For the post-hoc analysis, Kreissl et al divided the ZETA trial population into 4 disease severity subgroups: those with both progression and symptoms at baseline, those with symptoms only, those with progression only, and those with no progression and no symptoms at baseline. They defined symptoms as Brief Pain Inventory (BPI) questionnaire pain score > 4, opioid use of at least10 mg/day, diarrhea, flushing, fatigue, pain, nausea, dysphagia, dysphonia, respiratory symptoms, and weight loss.

Disease progression was seen in 163 patients during the primary analysis period, including 103 in patients who had both progression and symptoms at baseline. In the baseline progression and symptoms group, the survival curves for PFS differed significantly between the experimental and control groups (log-rank P < 0.0001). There was a reduced risk of progression in the vandetanib arm compared with placebo (HR, 0.43; 95% CI, 0.28-0.64; P < 0.0001). In the vandetanib group, the median PFS was 21.43 months but only 8.40 months in the placebo group.

When the investigators assessed patients’ ORR, they recorded 92 events, 90 of which occurred in vandetanib groups. As expected, the ORR was uniformly higher in the vandetanib groups than the placebo groups, and no significant OS differences were observed in comparable groups.

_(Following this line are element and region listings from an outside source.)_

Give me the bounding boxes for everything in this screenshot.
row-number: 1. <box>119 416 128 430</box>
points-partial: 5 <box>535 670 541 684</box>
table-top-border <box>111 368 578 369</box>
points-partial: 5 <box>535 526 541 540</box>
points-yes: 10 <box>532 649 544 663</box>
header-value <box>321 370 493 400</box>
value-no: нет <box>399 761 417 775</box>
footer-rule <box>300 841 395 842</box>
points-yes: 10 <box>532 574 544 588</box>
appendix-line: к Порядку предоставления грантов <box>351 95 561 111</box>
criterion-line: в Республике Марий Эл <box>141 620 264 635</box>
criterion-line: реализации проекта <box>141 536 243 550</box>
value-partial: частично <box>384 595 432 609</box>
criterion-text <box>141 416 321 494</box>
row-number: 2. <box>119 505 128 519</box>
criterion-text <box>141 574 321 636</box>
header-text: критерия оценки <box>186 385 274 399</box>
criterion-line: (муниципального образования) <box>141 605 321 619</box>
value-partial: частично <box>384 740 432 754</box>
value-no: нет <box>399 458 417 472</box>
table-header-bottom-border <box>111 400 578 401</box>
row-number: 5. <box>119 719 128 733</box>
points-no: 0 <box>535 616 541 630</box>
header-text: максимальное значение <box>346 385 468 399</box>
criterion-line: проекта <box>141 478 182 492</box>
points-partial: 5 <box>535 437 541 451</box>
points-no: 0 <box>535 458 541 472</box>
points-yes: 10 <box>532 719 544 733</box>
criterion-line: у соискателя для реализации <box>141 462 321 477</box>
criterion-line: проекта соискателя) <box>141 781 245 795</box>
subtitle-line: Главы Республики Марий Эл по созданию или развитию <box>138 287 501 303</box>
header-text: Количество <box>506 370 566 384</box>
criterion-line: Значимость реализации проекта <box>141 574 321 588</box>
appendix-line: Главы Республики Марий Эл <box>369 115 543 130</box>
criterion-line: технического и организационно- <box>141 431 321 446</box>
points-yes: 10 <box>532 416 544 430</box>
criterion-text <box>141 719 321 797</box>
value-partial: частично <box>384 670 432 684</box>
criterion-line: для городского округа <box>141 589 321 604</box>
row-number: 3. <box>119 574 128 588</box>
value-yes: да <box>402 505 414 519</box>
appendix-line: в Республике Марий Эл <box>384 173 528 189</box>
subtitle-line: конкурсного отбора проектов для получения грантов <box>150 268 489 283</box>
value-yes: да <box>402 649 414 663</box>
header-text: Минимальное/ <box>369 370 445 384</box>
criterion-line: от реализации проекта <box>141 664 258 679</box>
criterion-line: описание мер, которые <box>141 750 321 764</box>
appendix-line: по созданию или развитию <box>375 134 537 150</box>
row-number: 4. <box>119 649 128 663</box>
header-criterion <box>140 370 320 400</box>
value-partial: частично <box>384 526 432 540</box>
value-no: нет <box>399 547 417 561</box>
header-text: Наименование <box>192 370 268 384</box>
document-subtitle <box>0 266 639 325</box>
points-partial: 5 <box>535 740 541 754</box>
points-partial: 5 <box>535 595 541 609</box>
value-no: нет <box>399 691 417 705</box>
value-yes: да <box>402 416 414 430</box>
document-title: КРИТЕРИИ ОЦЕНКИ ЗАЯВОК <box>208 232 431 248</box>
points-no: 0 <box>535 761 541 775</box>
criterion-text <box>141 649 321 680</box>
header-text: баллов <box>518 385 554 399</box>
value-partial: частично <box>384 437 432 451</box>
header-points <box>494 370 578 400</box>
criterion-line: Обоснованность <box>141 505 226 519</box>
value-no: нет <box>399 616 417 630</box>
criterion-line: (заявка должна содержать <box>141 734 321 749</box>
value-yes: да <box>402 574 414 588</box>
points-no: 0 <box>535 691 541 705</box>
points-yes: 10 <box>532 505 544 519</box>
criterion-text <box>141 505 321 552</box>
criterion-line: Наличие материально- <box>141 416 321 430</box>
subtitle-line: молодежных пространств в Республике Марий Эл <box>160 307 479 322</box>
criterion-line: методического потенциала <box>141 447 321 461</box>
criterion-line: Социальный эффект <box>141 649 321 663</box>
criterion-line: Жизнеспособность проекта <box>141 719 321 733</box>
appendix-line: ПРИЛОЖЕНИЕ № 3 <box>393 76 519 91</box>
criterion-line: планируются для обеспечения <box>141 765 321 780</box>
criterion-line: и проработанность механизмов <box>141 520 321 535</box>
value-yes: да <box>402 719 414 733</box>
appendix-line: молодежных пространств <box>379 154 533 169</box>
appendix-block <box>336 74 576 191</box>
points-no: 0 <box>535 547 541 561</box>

The median follow-up times in the progressive/symptomatic disease group was 53.7 months (range, 0.6-104.9 months) and 95.1 months (range, 2.7-104.3 months) for asymptomatic patients with progressive disease. Median follow up was 33.7 months (range, 2.0-104.3 months) for symptomatic patients without progression and 75.5 months (range, 3.3-103.8 months) for patients with neither progressive nor symptomatic disease at baseline.

Kreissl et al reported that 58 patients formerly randomized to placebo entered the open-label period as of July 31, 2009. These patients’ average total exposure to placebo during the primary analysis period was 7.9 months (median, 6.1 months). The median time to progression for these patients during the open-label period was 22.2 months.

About one-third of patients in the vandetanib groups required dose reductions (n = 83, 35.95%), while only 3 patients did who received placebo. Nearly all patients (98%) in the vandetanib group experienced at least one adverse event (AE), as did 92% in the placebo group.

AE profiles were similar across all 4 subgroups. “The types of AEs observed with vandetanib were consistent with its known safety profile and the mechanism of action of VEGFR and EGFR inhibition,” Kreissl et al wrote. “The most frequently reported common AEs across all groups in patients treated with vandetanib were GE disorders and skin and subcutaneous tissue disorders, which is consistent with what was reported in the primary ZETA trial.”

References:

1. Kreissl MC, Bastholt L, Elisei R, et al. Efficacy and Safety of Vandetanib in Progressive and Symptomatic Medullary Thyroid Cancer: Post Hoc Analysis From the ZETA Trial. J Clin Oncol. 2020;38. Published on June 25, 2020. DOI: https://doi.org/10.

1200/JCO.19.02790.

2. Wells SA, Jr., Robinson BG, Gagel RF, et al. Vandetanib in patients with locally advanced or metastatic medullary thyroid cancer: A randomized, double-blind phase III trial. J Clin Oncol. 2012;30:134-141.